Inoltre, monsignor Gallagher ha segnalato la propria sorpresa per come viene affrontato il tema della presenza diplomatica sul terreno: «mentre giustamente si esprime grande apprezzamento e gratitudine alle ambasciate che dinanzi alla marcia russa verso Kyiv non hanno lasciato il Paese, ma si sono spostate a Lviv, non si fa il minimo cenno al fatto che, davanti alla stessa minaccia, il nunzio apostolico è rimasto nella capitale ucraina, sostenuto dall’apprezzamento e dalla gratitudine pubblica di Papa Francesco. Tale scelta del rappresentante pontificio dimostra chiaramente che il desiderio della Santa Sede non è quello di voler “giocare un ruolo” (p. 253 del volume) nella tragica guerra russa in Ucraina, ma di mostrare concreta vicinanza cristiana a un popolo martoriato e di spendersi per la pace». In tal senso, è «degno di nota anche il coinvolgimento della Chiesa cattolica locale, sia di rito latino che orientale, e anche di diverse organizzazioni caritative cattoliche, soprattutto nell’ambito umanitario, senza dimenticare le numerose missioni svolte in Ucraina dal cardinale Konrad Krajewski, elemosiniere di Sua Santità. Tutto questo può indubbiamente essere considerato come una specie di “abbraccio di carità” con cui il Santo Padre ha stretto il popolo ucraino, non lasciandolo solo nella sofferenza e nella tragedia che sta sperimentando». È dunque il caso di mettere in primo piano «il dovere che tutti abbiamo verso la verità, che è la prima vittima di ogni guerra e, soprattutto, verso la responsabilità comune di promuovere tutto ciò che potrebbe aiutare a dare una svolta positiva all’attuale tragedia». Perché la guerra in Ucraina — che è una «grande guerra» che «sconvolge l’Europa (e coinvolge sempre di più il mondo intero», nonchè una «nuova guerra» — è soprattutto «una tragedia da superare, e lo stesso sforzo di comprensione non deve limitarsi ad essere un impegno meramente speculativo, ma deve facilitare l’ardua ricerca di vie d’uscita».
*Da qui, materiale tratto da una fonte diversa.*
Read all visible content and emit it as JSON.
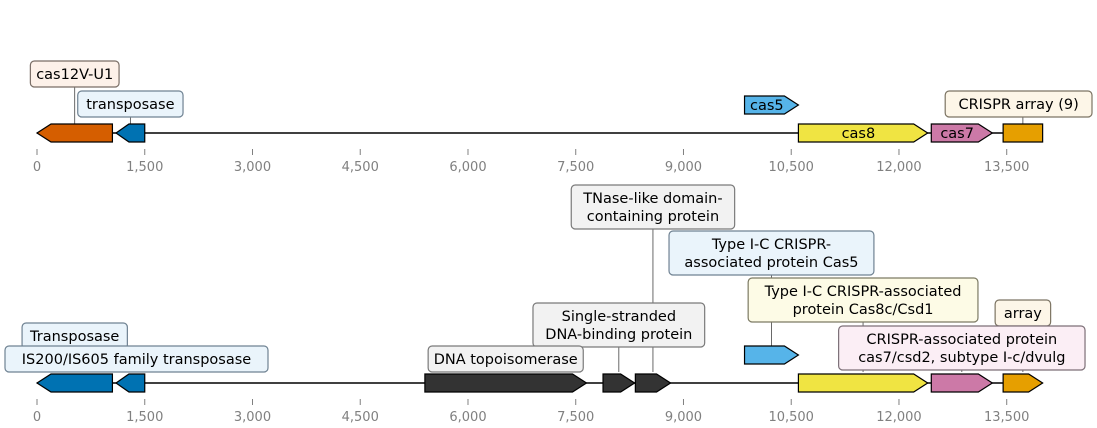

Oggi, ha spiegato ancora Gallagher, ci sono «alcuni atteggiamenti che dovrebbero cambiare al fine di favorire la pace». Anzitutto, «contrariamente alla tendenza che attualmente si verifica a livello mondiale», un cambiamento «riguarda la “logica della guerra”, che purtroppo continua a dominare, sia in relazione all’esito del conflitto, sia sotto la giustificazione di una difesa necessaria». Non può, insomma, prevalere «l’idea che non ci sia niente da fare, che non vi sia spazio per la parola, per il dialogo creativo e la diplomazia, che occorra rassegnarsi e accettare il proseguimento di combattimenti feroci che seminano morte e distruzione». C’è bisogno «di piccoli mutamenti che rendono possibile superare alcuni schemi e aprire la mente e il cuore all’altro», perciò «la tendenza a giustificare la sfiducia nell’altro deve essere superata da un ancor maggiore impegno a costruire la fiducia reciproca. In questo senso può essere di reale aiuto rafforzare le iniziative umanitarie già esistenti, come quella sullo scambio dei prigionieri di guerra o sull’esportazione dei cereali, e quella sul rimpatrio dei bambini, che il cardinale Matteo Zuppi sta cercando di mettere in atto a seguito della doppia missione svolta a Kyiv e a Mosca». Questa guerra, ha concluso l’arcivescovo, «va fermata il prima possibile».